Pakistan Foreign Ministry spokeswoman Tahmina Janjua said no countries have asked for the return of bin Laden's relatives. Pakistani officials, who have not disclosed where the relatives are being held, have said that they will be returned to their countries of origin.

Bin Laden led a life on the run, yet he kept his family close.

One of his sons, Khalid, was killed during the raid. Abdullfattah, his youngest wife, was shot in the leg and was initially taken to a military hospital, a Pakistani military official has said. One of his daughters watched her father being slain, he said.

Abdullfattah told interrogators that she never left the upper floors of the large, sparsely furnished building since she moved into bin Laden's hide-out in 2006, said a Pakistani intelligence official who spoke on condition of anonymity in line with the agency's policy.

Children living near bin Laden's hide-out said they never saw any Arab children or women at the compound.

"We often play cricket in a farm field but no boy from that house came here to play with us," 15-year-old Fazil Shah said as he looked toward bin Laden's home, which was guarded by troops and police.

"Two Pashtun boys, who were surely younger than me, used to come here from that house to watch us playing cricket, but they never played with us," Shah said. "We never saw any Arab boy."

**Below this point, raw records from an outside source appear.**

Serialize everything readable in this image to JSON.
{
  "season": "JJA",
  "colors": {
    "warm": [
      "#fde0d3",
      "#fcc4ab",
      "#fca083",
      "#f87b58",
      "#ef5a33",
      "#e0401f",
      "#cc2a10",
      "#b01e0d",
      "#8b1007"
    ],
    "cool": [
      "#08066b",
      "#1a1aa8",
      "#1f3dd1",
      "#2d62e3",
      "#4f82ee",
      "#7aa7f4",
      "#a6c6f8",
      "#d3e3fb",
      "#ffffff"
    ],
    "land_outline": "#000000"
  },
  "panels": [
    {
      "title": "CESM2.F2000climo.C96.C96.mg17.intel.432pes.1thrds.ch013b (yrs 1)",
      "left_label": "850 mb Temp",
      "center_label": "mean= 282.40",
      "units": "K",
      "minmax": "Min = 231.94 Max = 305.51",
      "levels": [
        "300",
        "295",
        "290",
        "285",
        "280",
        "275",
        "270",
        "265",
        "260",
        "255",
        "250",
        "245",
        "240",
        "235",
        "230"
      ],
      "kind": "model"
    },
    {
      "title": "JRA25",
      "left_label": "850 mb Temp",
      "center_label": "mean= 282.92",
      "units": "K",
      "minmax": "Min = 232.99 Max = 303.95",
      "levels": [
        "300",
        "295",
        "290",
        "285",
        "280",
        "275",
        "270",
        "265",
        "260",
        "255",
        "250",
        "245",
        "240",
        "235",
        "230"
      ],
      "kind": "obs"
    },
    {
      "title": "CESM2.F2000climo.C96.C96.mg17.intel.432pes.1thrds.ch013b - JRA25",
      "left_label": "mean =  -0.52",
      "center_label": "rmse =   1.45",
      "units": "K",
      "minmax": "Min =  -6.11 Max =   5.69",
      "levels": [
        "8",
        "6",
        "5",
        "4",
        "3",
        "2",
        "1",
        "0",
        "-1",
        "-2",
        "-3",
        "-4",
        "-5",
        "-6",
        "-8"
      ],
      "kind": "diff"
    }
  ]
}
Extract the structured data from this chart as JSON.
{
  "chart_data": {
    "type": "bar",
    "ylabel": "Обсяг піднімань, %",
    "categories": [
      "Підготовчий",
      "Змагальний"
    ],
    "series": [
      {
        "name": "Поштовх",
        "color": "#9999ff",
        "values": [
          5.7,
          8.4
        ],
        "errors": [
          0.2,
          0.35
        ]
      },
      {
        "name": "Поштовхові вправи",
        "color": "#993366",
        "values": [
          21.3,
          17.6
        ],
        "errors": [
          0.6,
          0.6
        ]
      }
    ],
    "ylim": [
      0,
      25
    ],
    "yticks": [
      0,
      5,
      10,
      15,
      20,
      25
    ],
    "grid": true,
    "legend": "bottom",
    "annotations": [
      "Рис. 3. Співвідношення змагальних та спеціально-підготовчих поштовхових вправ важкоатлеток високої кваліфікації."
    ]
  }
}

When the Navy SEALs raided bin Laden's compound, they collected computer equipment and videos, including one that showed bin Laden huddled in a blanket and wearing a knit cap while seated on the floor watching television - an image that contrasts with the bin Laden seen in propaganda videos released over the years, which depicted him as a charismatic religious figure unaffected by the world's scorn.

A senior intelligence official who briefed reporters at the Pentagon on Saturday said that bin Laden was positively identified by comparing DNA samples taken from his body to a comprehensive DNA profile that had been compiled from bin Laden's extended family. "Based on that analysis, the DNA is unquestionably his," said the official, who spoke on condition of anonymity. The possibility of mistaken identity on the basis of this analysis is "approximately one in 11.8 quadrillion," the official said.

Still, many Pakistanis don't believe bin Laden has died.

Osman Ahmed, a public transport driver in the capital, Islamabad, said there have been several false reports of his death before.

"They (America) have killed Osama five times, now this is the sixth time," Ahmed said. "Allah knows better whether it is true or false but my heart does not accept his killing."

At a news kiosk - where a newspaper headline read "America released five confiscated videos of Osama's home" - Mohammad Khan said emphatically that bin Laden still lives.

"I think Osama did not die," said Khan, a government employee. "I don't believe even 1 percent that he was martyred in Abbottabad. The making of a video is not a big thing for America. They can do what they want because they have the latest technology. They can make impossible things seem possible."